There was the moment you cracked open a fresh roll of film, the faint smell of chemicals and cardboard. The satisfying click as the leader caught the spool. The gentle resistance of the advance lever as you primed the next frame. The unmistakable sound of the shutter — a mechanical punctuation mark that confirmed you’d captured something worth remembering.
Then came the waiting.
The anticipation.
The not‑knowing.
You handed your film over and hoped. You replayed the shots in your mind, wondering whether the light was right, whether the focus held, whether the moment you felt was the moment you caught. And when the prints finally arrived, you held them in your hands — real, physical, imperfect, precious.

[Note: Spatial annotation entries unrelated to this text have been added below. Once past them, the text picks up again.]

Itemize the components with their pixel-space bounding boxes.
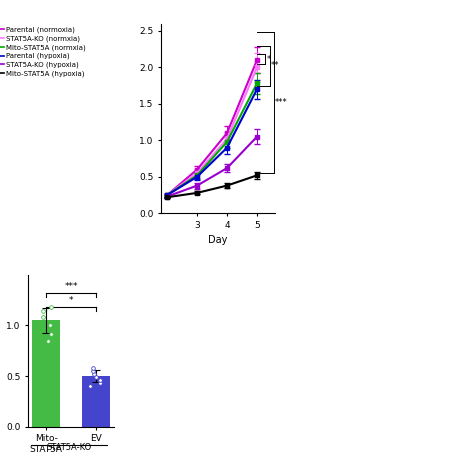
Text: ***: *** [64, 282, 78, 291]
Point [96, 376, 104, 384]
Text: ***: *** [275, 98, 288, 107]
Point [40, 308, 47, 315]
Point [90, 367, 97, 375]
Y-axis label: Relative cell number: Relative cell number [0, 307, 1, 394]
Legend: Parental (normoxia), STAT5A-KO (normxia), Mito-STAT5A (normxia), Parental (hypox: Parental (normoxia), STAT5A-KO (normxia)… [0, 23, 89, 80]
Bar [82, 376, 110, 427]
Point [39, 314, 46, 321]
Point [44, 337, 52, 345]
Point [92, 373, 100, 381]
Point [86, 383, 93, 390]
Bar [32, 320, 60, 427]
Point [89, 364, 97, 372]
X-axis label: Day: Day [209, 236, 228, 246]
Text: *: * [267, 55, 271, 64]
Text: **: ** [271, 62, 280, 71]
Point [46, 322, 54, 329]
Point [47, 330, 55, 337]
Point [90, 370, 97, 378]
Point [47, 303, 55, 311]
Text: *: * [69, 296, 73, 305]
Text: STAT5A-KO: STAT5A-KO [46, 443, 91, 452]
Point [97, 379, 104, 387]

These weren’t just steps in a workflow. They were part of the emotional architecture of the craft. They shaped how we approached photography: with patience, with intention, with a sense of ceremony.
But technology, as it always does, changed everything.
When digital arrived, we lost the physical print as the default outcome.
When instant review arrived, we lost the anticipation.
And now, with mirrorless, we’re losing the mechanical heartbeat of the camera itself — the mirror slap, the shutter clack, the optical viewfinder glow that once grounded us in the moment.
It’s easy to feel like something essential is slipping away.
And in a sense, it is.
But here’s the important distinction: rituals don’t define the craft — they define our relationship with it. They shape how we think, how we see, how we behave behind the camera. They influence our mindset far more than our output.
The craft itself — the act of noticing, composing, interpreting light, telling a story — remains untouched.
What’s changed is the scaffolding around it.
And while technology has stripped away many of those tactile cues, it hasn’t stripped away the intention behind them. The discipline we learned through film doesn’t vanish when the mirror does. The patience we developed doesn’t evaporate when the shutter goes silent. The way we see — the way we wait, anticipate, and respond — is still ours.
The challenge now is learning to carry that discipline forward even as the rituals evolve.
To find new ways to be intentional in a world that encourages speed.
To create our own moments of pause in a workflow designed for immediacy.
To remember that the magic was never in the mechanics — it was in the mindset.
Rituals matter because they shape us.
But they don’t define us.
And as photography continues to evolve, the opportunity is not to cling to the past, but to bring the best of those rituals with us — into whatever comes next.